During the early 1900’s, Rio was modernized. The port was redesigned. Broad boulevards were constructed. Millions of people moved to the city from rural Brazil during the early and mid-1900’s. Apartment buildings were erected to provide housing for the growing population. However, many of the newcomers could not afford to rent apartments. They had to live in the favelas. Since the mid-1900’s, the federal government has built a number of housing projects in Rio for low-income residents. The government has also granted financial aid to manufacturers in an effort to attract new industrial employers to Rio de Janeiro.
Brasília replaced Rio as the national capital in 1960. The federal government moved there during the 1960’s and 1970’s. Since 1975, Rio has absorbed some of its suburbs and outlying areas. As a result, the city’s area has increased from 60 square miles (155 square kilometers) to 487 square miles (1,261 square kilometers). The population has also increased greatly. In the early 2000’s, housing for the poor and pollution were among the problems facing the government of Rio.

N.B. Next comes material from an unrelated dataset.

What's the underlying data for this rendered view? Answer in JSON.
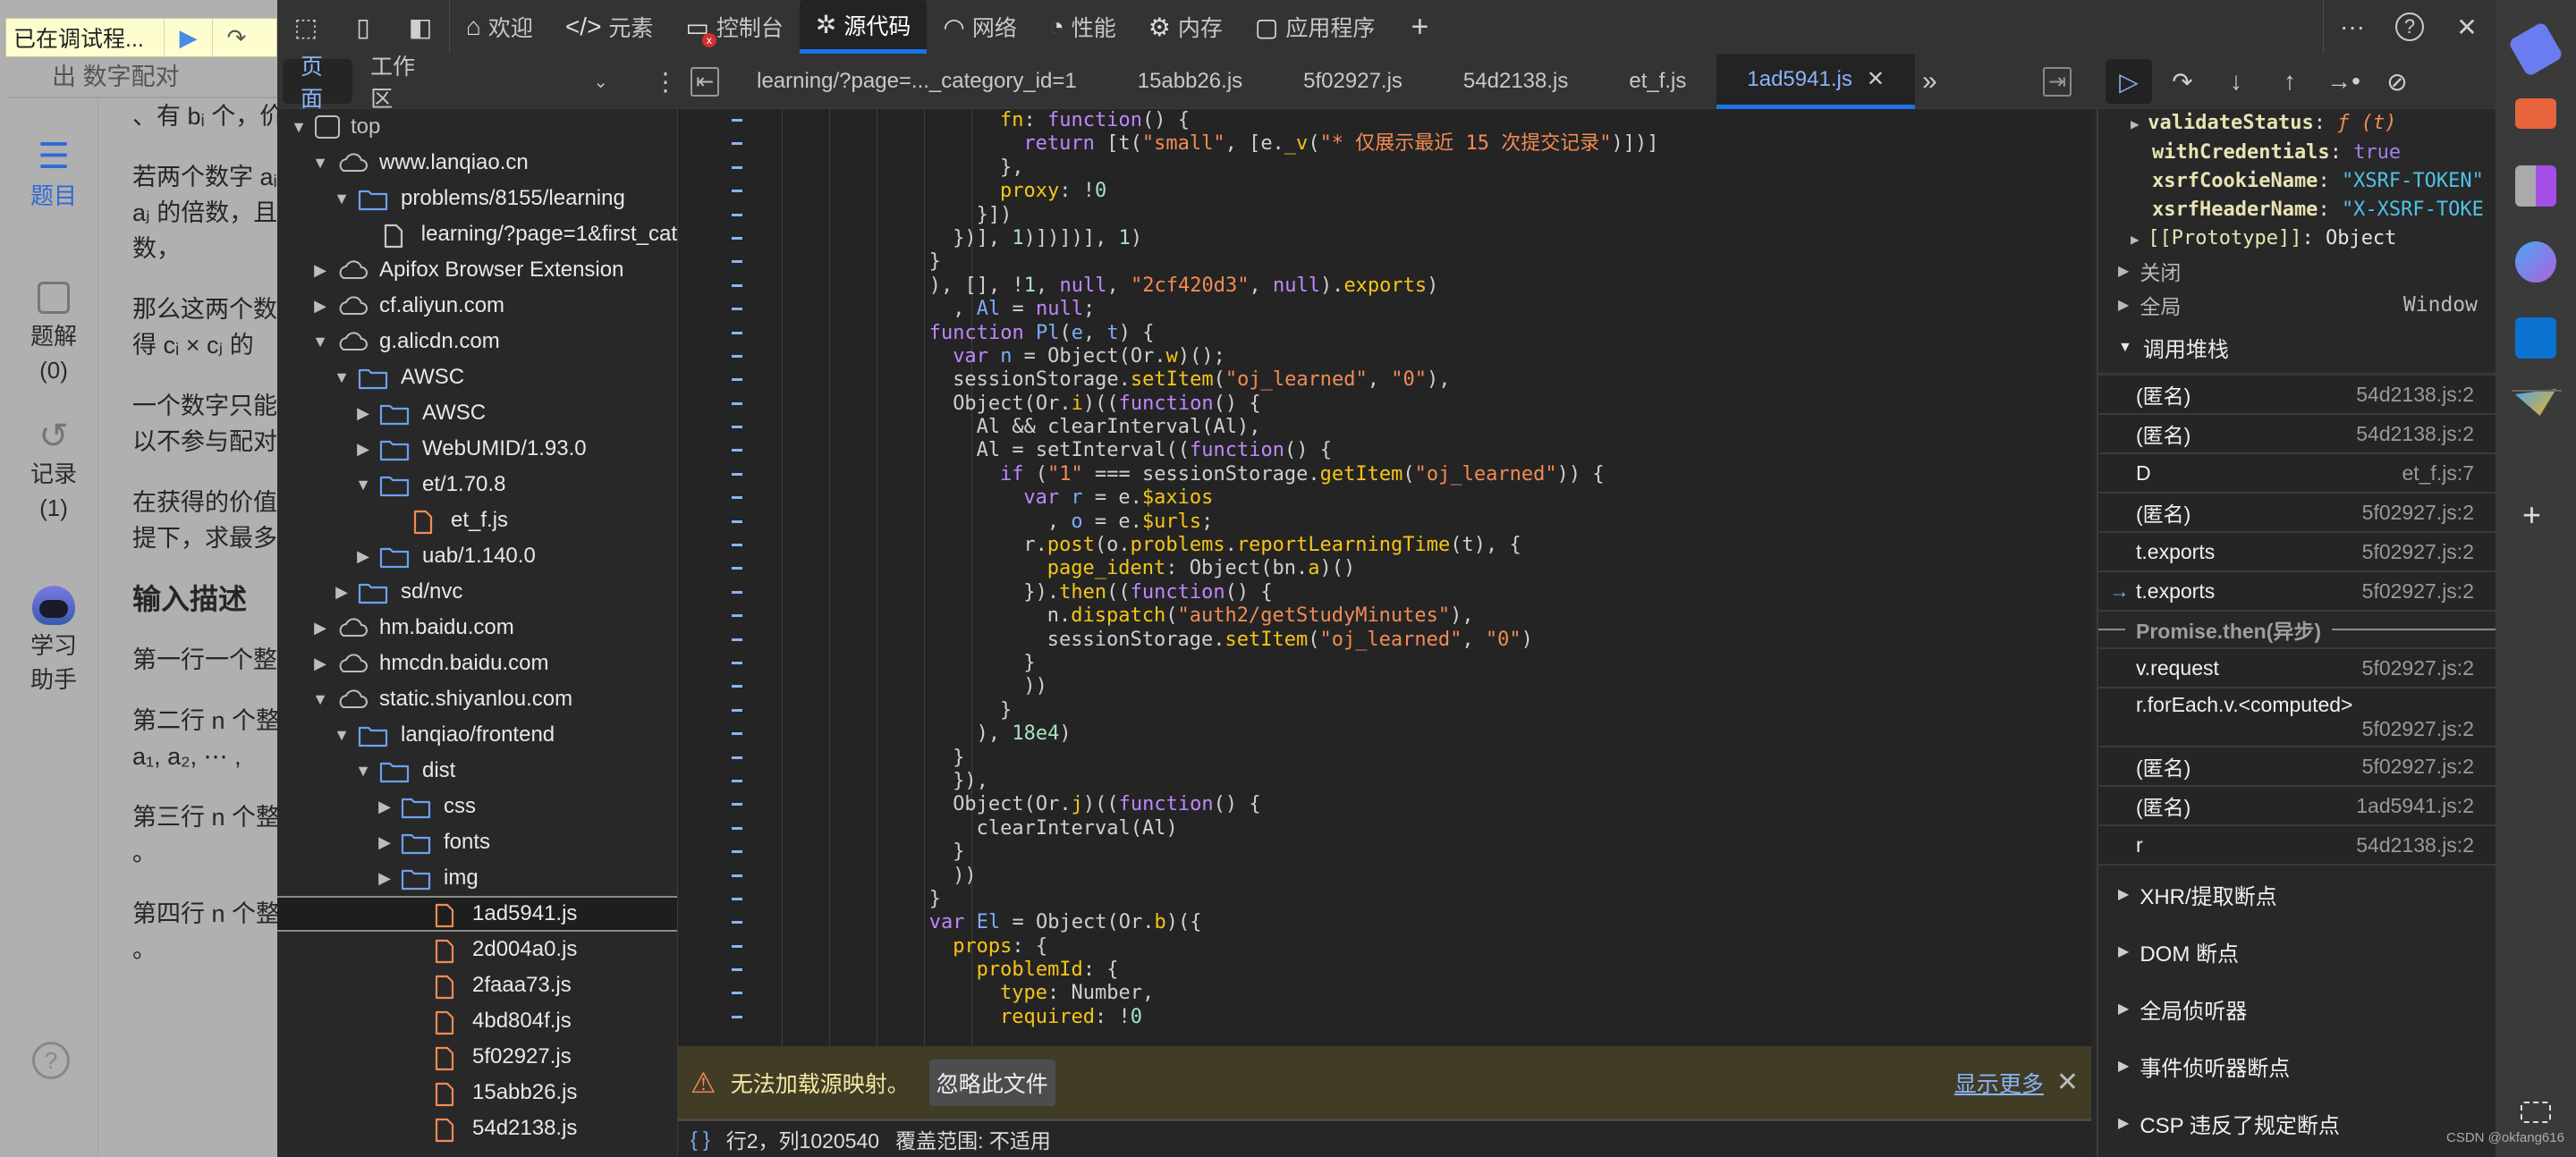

In July 2007, Rio de Janeiro hosted the 15th Pan American Games, an athletic competition held every four years in the Western Hemisphere. In 2009, the International Olympic Committee chose Rio to host the 2016 Olympic Games. It was the first time a South American city had been chosen as the site for the Olympics. In 2014, Rio was one of 12 Brazilian cities that hosted the World Cup soccer competition, held every four years. Rio had hosted World Cup games once before, in 1950. Such sporting events helped initiate a large project to revitalize Rio’s port area in the early 2000’s.
Heavy rains—the heaviest in about 50 years—caused deadly landslides in the Rio de Janeiro metropolitan area in April 2010. Government officials said that hundreds of people, mostly residents of Rio’s slums, were killed and that thousands were left homeless. In January 2011, mudslides caused by flooding killed more than 800 people in neighboring towns north of Rio de Janeiro.